MAU BELAJAR. Jangan pernah merasa cukup dengan ilmu yang kita miliki. Anggap saja kita adalah musafir di padang tandus, yang selalu merasa haus.. haus dan haus.. (ih, perumpamaannya pas nggak, ya, )

Naah, ibu-ibu keren,
Yang pasti, mah, luruskan NIAT, mantapkan TEKAD dan kuatkan SEMANGAT.

Saya pribadi punya motto SEMANGAT BISMILLAH. Apapun yang saya lakukan harus atas nama Allah. InsyaAllah akan dikuatkan dan dimudahkan.
Satu lagi motto saya, “Fokus itu tak harus melulu pada satu titik. Tapi pada bagaimana menyusun titik sehingga membentuk garis.”

Salam,
Fitri Restiana

1⃣ apakah ada tips bagaimana agar cerita kita dimuat di media? -sara, IIP Kaltim-

Pertama, sebaiknya kita pelajari dulu medianya. Biasanya ada perbedaan sihnifikan antara media lokal dan nasional.
Kalau stressingnya ke media lokal, angkatlah cerita yang issuenya sedang hangat di daerah.
Dua, jangan pernah menunggu.
Artinya, tulis, kirim, tulis, kirim.. tapi tetap mengutamakan konten ya
Selain memperhatikan isi, tim redaksi juga terkadang mempertimbangkan kesungguhan dan kekonsisten an penulis.
Ketiga, untuk awal, coba fokus di satu atau dua media dulu.

Sara : Media lokal sm nasional ngaruh g sih mb, mana yg lbh gampang "ditembus"?
Fitri : Jadi begini. Tingkat seleksi di koran nasional luar biasa ketatnya.
Sementara, koran lokal tidak sampai segitu. Satu hari bisa ratusan email yang masuk. Koran lokal, walaupun tetap berusaha objektif, tetap mempertimbangkan kearifan lokal dengan mendahulukan penulis dari daerahnya. Ini tentu memberi peluang yang sangat baik bagi penulis2 baru

2⃣cerita untuk anak usia 10 tahun ke atas yang ditulis oleh orang dewasa dan penulis kecil seperti buku2 yg diterbitkan KKPK (kecil-kecil punya karya), mana yg lebih dilirik oleh anak2? -sara, IIP Kaltim-

Hmmmm... tergantung kontennya mbak. KKPK biasanya memunculkan cerita dengan banyak dialog ala anak2...Saya pribadi sangat kagum dengan mereka..Hanya butuh sedikit polesan agar tulisan anak2 hebat itu bisa lebih cetar. Semisal memunculkan narasi yang agak detail walau tak harus panjanh
Kalau orang dewasa yang menulis buku dengan segmen 10 tahun ke atas, biasanya mereka lebih matang dan seru. Mungkin karena pengalaman saja...Intinya, balik lagi ke konten dan selera yang bervariasi. Anak laki2 saya yang berusia 12 thn lebih kagum ke cerita2 petualangan yang ditulis oleh orang dewasa, semisal ulyses moore.

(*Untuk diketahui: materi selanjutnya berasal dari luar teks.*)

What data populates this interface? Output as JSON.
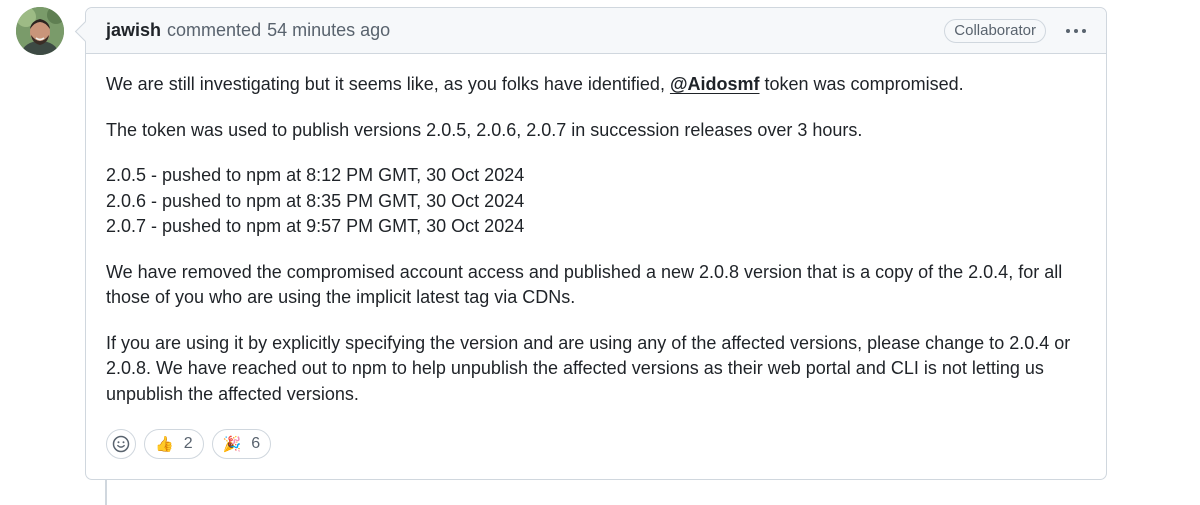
{
  "comment": {
    "author": "jawish",
    "action": "commented",
    "timestamp": "54 minutes ago",
    "role_badge": "Collaborator",
    "body": {
      "p1_before": "We are still investigating but it seems like, as you folks have identified, ",
      "p1_mention": "@Aidosmf",
      "p1_after": " token was compromised.",
      "p2": "The token was used to publish versions 2.0.5, 2.0.6, 2.0.7 in succession releases over 3 hours.",
      "versions": [
        "2.0.5 - pushed to npm at 8:12 PM GMT, 30 Oct 2024",
        "2.0.6 - pushed to npm at 8:35 PM GMT, 30 Oct 2024",
        "2.0.7 - pushed to npm at 9:57 PM GMT, 30 Oct 2024"
      ],
      "p4": "We have removed the compromised account access and published a new 2.0.8 version that is a copy of the 2.0.4, for all those of you who are using the implicit latest tag via CDNs.",
      "p5": "If you are using it by explicitly specifying the version and are using any of the affected versions, please change to 2.0.4 or 2.0.8. We have reached out to npm to help unpublish the affected versions as their web portal and CLI is not letting us unpublish the affected versions."
    },
    "reactions": [
      {
        "icon": "thumbs-up-icon",
        "emoji": "👍",
        "count": "2"
      },
      {
        "icon": "party-popper-icon",
        "emoji": "🎉",
        "count": "6"
      }
    ]
  }
}
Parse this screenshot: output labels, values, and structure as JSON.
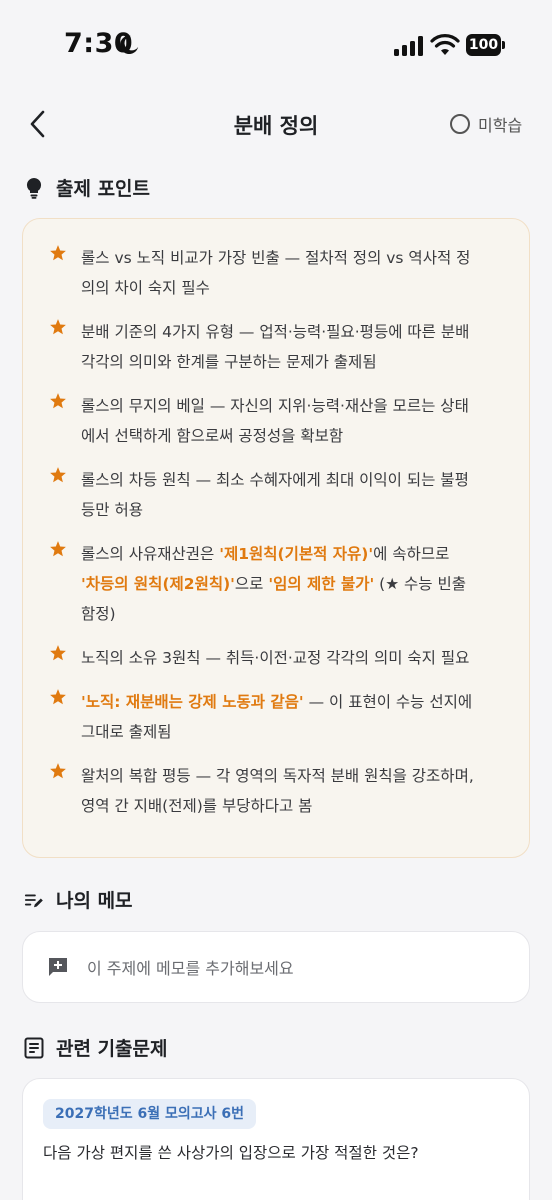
{
  "status_bar": {
    "time": "7:30",
    "battery": "100"
  },
  "header": {
    "title": "분배 정의",
    "status_label": "미학습"
  },
  "points_section": {
    "heading": "출제 포인트",
    "items": [
      {
        "lines": [
          [
            {
              "t": "롤스 vs 노직 비교가 가장 빈출 — 절차적 정의 vs 역사적 정"
            }
          ],
          [
            {
              "t": "의의 차이 숙지 필수"
            }
          ]
        ]
      },
      {
        "lines": [
          [
            {
              "t": "분배 기준의 4가지 유형 — 업적·능력·필요·평등에 따른 분배"
            }
          ],
          [
            {
              "t": "각각의 의미와  한계를 구분하는 문제가 출제됨"
            }
          ]
        ]
      },
      {
        "lines": [
          [
            {
              "t": "롤스의 무지의 베일 — 자신의 지위·능력·재산을 모르는 상태"
            }
          ],
          [
            {
              "t": "에서  선택하게 함으로써 공정성을 확보함"
            }
          ]
        ]
      },
      {
        "lines": [
          [
            {
              "t": "롤스의 차등 원칙 — 최소 수혜자에게 최대 이익이 되는 불평"
            }
          ],
          [
            {
              "t": "등만 허용"
            }
          ]
        ]
      },
      {
        "lines": [
          [
            {
              "t": "롤스의 사유재산권은 "
            },
            {
              "t": "'제1원칙(기본적 자유)'",
              "h": true
            },
            {
              "t": "에 속하므로"
            }
          ],
          [
            {
              "t": "'차등의 원칙(제2원칙)'",
              "h": true
            },
            {
              "t": "으로 "
            },
            {
              "t": "'임의 제한 불가'",
              "h": true
            },
            {
              "t": " (★ 수능 빈출"
            }
          ],
          [
            {
              "t": "함정)"
            }
          ]
        ]
      },
      {
        "lines": [
          [
            {
              "t": "노직의 소유 3원칙 — 취득·이전·교정 각각의 의미 숙지 필요"
            }
          ]
        ]
      },
      {
        "lines": [
          [
            {
              "t": "'노직: 재분배는 강제 노동과 같음'",
              "h": true
            },
            {
              "t": " — 이 표현이 수능 선지에"
            }
          ],
          [
            {
              "t": "그대로 출제됨"
            }
          ]
        ]
      },
      {
        "lines": [
          [
            {
              "t": "왈처의 복합 평등 — 각 영역의 독자적 분배 원칙을 강조하며,"
            }
          ],
          [
            {
              "t": "영역 간 지배(전제)를 부당하다고 봄"
            }
          ]
        ]
      }
    ]
  },
  "memo_section": {
    "heading": "나의 메모",
    "placeholder": "이 주제에 메모를 추가해보세요"
  },
  "questions_section": {
    "heading": "관련 기출문제",
    "items": [
      {
        "badge": "2027학년도 6월 모의고사 6번",
        "question": "다음 가상 편지를 쓴 사상가의 입장으로 가장 적절한 것은?"
      }
    ]
  },
  "colors": {
    "accent": "#e07a10",
    "card_bg": "#f8f5ef",
    "badge_text": "#3b6fb6"
  }
}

3⃣Apa ada rumus yang mudah untuk mengembangkan ide menjadi sebuah cerita? -Nita, IIP 03-

Mbak Nita.. rumusnya sederhana, menyelamlah di dunia mereka
Jadi, Mbak Nita. Ide yang sudah kita punya, dicatat. Kalau ada ide lagi, catat. Walaupun hanya sebaris2. Setelah diinventarisir, pilih mana yang lebih easy digarap terlebih dahulu. Kalau saya biasanya ngobrol sama anak2. Ide mereka biasanya liar dan lucu2..

4⃣Sepertinya peran ilustrator jg berperan penting pd cernak. Bagaimana cara memilih ilustrator yg baik? -Nita, IIP 03-

Mbak Nita. Memilih ilustrator yang baik biasanya saya melancong ke beberapa komunitas, salah satunya komunitas penulis bacaan anak di facebook. Di sana kita akan dapat banyak info serta teman penulis dan ilustrator.

5⃣ Bagaimana cara mengetahui bahwa cerita kita berkualitas dan disukai anak2? -Kania- IIP 01

Untuk mengetahui apakah cerita kita berkwalitas atau tidak, disukai anak atau tidak, ya kita kudu survey.
Dan jangan lupa.. menjaga hubungan baik dengan penerbit dan editor
Penerbit sangat selektif memilih naskah. Kalau bagus tapi diperkirakan kurang mendapat respon positif di pasaran, ya penerbit juga tak berani..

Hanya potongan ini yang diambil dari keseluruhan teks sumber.